Department of Cellular and Molecular Medicine, University of California at San Diego, La Jolla, California, USA.
J Virol. 2014 Apr;88(8):4021-39. doi: 10.1128/JVI.03492-13. Epub 2014 Jan 22.
Congenital human cytomegalovirus (HCMV) infection is a major cause of central nervous system structural anomalies and sensory impairments. It is likely that the stage of fetal development, as well as the state of differentiation of susceptible cells at the time of infection, affects the severity of the disease. We used human embryonic stem (ES) cell-derived primitive prerosette neural stem cells (pNSCs) and neural progenitor cells (NPCs) maintained in chemically defined conditions to study HCMV replication in cells at the early stages of neural development. In contrast to what was observed previously using fetus-derived NPCs, infection of ES cell-derived pNSCs with HCMV was nonprogressive. At a low multiplicity of infection, we observed only a small percentage of cells expressing immediate-early genes (IE) and early genes. IE expression was found to be restricted to cells negative for the anterior marker FORSE-1, and treatment of pNSCs with retinoic acid restored IE expression. Differentiation of pNSCs into NPCs restored IE expression but not the transactivation of early genes. Virions produced in NPCs and pNSCs were exclusively cell associated and were mostly non-neural tropic. Finally, we found that viral genomes could persist in pNSC cultures for up to a month after infection despite the absence of detectable IE expression by immunofluorescence, and infectious virus could be produced upon differentiation of pNSCs to neurons. In conclusion, our results highlight the complex array of hurdles that HCMV must overcome in order to infect primitive neural stem cells and suggest that these cells might act as a reservoir for the virus.

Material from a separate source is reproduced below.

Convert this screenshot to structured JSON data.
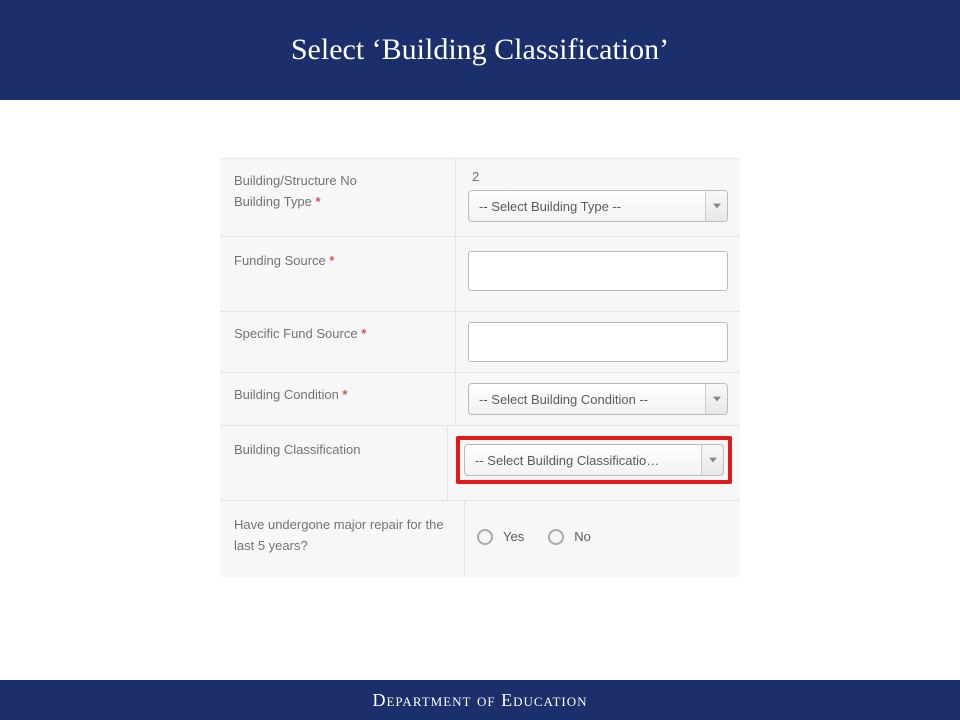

Human cytomegalovirus (HCMV) is a betaherpesvirus that is highly prevalent in the population. HCMV infection is usually asymptomatic but can lead to severe consequences in immunosuppressed individuals. HCMV is also the most important infectious cause of congenital developmental birth defects. Manifestations of fetal HCMV disease range from deafness and learning disabilities to more severe symptoms such as microcephaly. In this study, we have used embryonic stem cells to generate primitive neural stem cells and have used these to model HCMV infection of the fetal central nervous system (CNS) in vitro. Our results reveal that these cells, which are similar to those present in the developing neural tube, do not support viral replication but instead likely constitute a viral reservoir. Future work will define the effect of viral persistence on cellular functions as well as the exogenous signals leading to the reactivation of viral replication in the CNS.
先天性人类巨细胞病毒(HCMV)感染是中枢神经系统结构异常和感觉障碍的主要原因。很可能是胎儿发育阶段以及感染时易感细胞的分化状态影响了疾病的严重程度。我们使用人胚胎干细胞(ES)细胞衍生的原始前体神经干细胞(pNSC)和神经祖细胞(NPC)在化学定义的条件下培养,以研究细胞在神经发育早期阶段的 HCMV 复制。与之前使用胎儿衍生 NPC 观察到的情况相反,HCMV 感染 ES 细胞衍生的 pNSC 是非进行性的。在低感染复数时,我们仅观察到一小部分细胞表达即刻早期基因(IE)和早期基因。发现 IE 表达仅限于 FORSE-1 前体标记阴性的细胞,并且用视黄酸处理 pNSC 可以恢复 IE 表达。pNSC 分化为 NPC 可恢复 IE 表达,但不能激活早期基因。在 NPC 和 pNSC 中产生的病毒粒子仅与细胞相关,并且主要是非神经趋向性的。最后,我们发现尽管免疫荧光检测不到可检测的 IE 表达,但病毒基因组仍可在感染后 pNSC 培养物中持续存在长达一个月,并且当 pNSC 分化为神经元时可产生感染性病毒。总之,我们的结果突出了 HCMV 必须克服的一系列复杂障碍,以便感染原始神经干细胞,并表明这些细胞可能成为病毒的储库。
人巨细胞病毒(HCMV)是一种β疱疹病毒,在人群中高度流行。HCMV 感染通常无症状,但可导致免疫抑制个体的严重后果。HCMV 也是先天性发育性出生缺陷的最重要传染性原因。胎儿 HCMV 疾病的表现范围从耳聋和学习障碍到更严重的症状,如小头畸形。在这项研究中,我们使用胚胎干细胞生成原始神经干细胞,并使用这些细胞在体外模拟胎儿中枢神经系统(CNS)的 HCMV 感染。我们的结果表明,这些细胞类似于发育中的神经管中的细胞,不支持病毒复制,但可能构成病毒库。未来的工作将确定病毒持续存在对细胞功能的影响,以及导致 CNS 中病毒复制重新激活的外源性信号。